No, not the old Dylan song. The times in my epic/saga.
As this is a multi-character multi-year work, I created a timeline on a spreadsheet. I've changed the order of events several times to coincide with actual occurrences, fictional occurrences, seasons, births, deaths, etc. And will no doubt need to change the dates again the further I get into sorting out my scenes.
I have the beginning, or most of Part One figured out in a satisfactory way.
Now it boils down to arranging the scenes in a sequence that makes sense. As I've changed a few things they don't work the way I originally wrote them.
It may seem a pain, but I actually like doing this.
Appropriate Bob Dylan quote:
A man is a success if he gets up in the morning and gets to bed at night, and in between he does what he wants to do.
It should be a slam dunk finish. The chapter is written, just needs some cleaning -- shorter sentences, fewer commas. But I found that one of the scenes should be in a viewpoint other than that of the heroine. This involves turning the scene on its ear, as this viewpoint character sees things differently. One may say she sees things through green colored glass. (A bit of envy in a story can go a long way.) She may be wrong, she may be right. We'll have to wait and see.
Quotes by Margaret Atwood
A ratio of failures is built into the process of writing. The wastebasket has evolved for a reason.

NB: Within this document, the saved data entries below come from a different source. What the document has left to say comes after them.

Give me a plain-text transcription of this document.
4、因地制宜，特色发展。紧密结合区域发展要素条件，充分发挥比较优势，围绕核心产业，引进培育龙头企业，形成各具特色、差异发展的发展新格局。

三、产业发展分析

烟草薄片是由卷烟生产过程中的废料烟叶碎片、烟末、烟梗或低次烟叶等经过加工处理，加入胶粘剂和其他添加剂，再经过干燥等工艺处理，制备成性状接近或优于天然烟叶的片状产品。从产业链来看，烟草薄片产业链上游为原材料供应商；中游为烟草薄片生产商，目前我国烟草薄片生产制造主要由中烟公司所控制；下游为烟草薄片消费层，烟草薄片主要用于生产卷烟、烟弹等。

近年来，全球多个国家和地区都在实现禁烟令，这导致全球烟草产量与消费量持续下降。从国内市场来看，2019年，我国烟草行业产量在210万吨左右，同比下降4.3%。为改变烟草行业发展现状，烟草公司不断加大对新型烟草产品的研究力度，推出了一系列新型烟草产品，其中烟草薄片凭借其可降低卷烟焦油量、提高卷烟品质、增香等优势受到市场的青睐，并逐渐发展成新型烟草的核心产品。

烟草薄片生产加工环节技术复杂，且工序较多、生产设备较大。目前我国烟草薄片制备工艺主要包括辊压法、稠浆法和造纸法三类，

My problems with this chapter stem from the zealous writer -- me -- who had written three separate versions, each basically showing the same events, yet each from a different character's point of view. Each might work, with a little tinkering. Choosing the right one has become a chore -- I change my mind every time I read them.
I finally picked the version that made the most sense: the scene will be in the heroine's point of view as she is the one mainly affected by the tragedy that occurs. This also gives me a chance to add depth and some surprising facets to her character.
Will it work in the end? My test reader will let me know.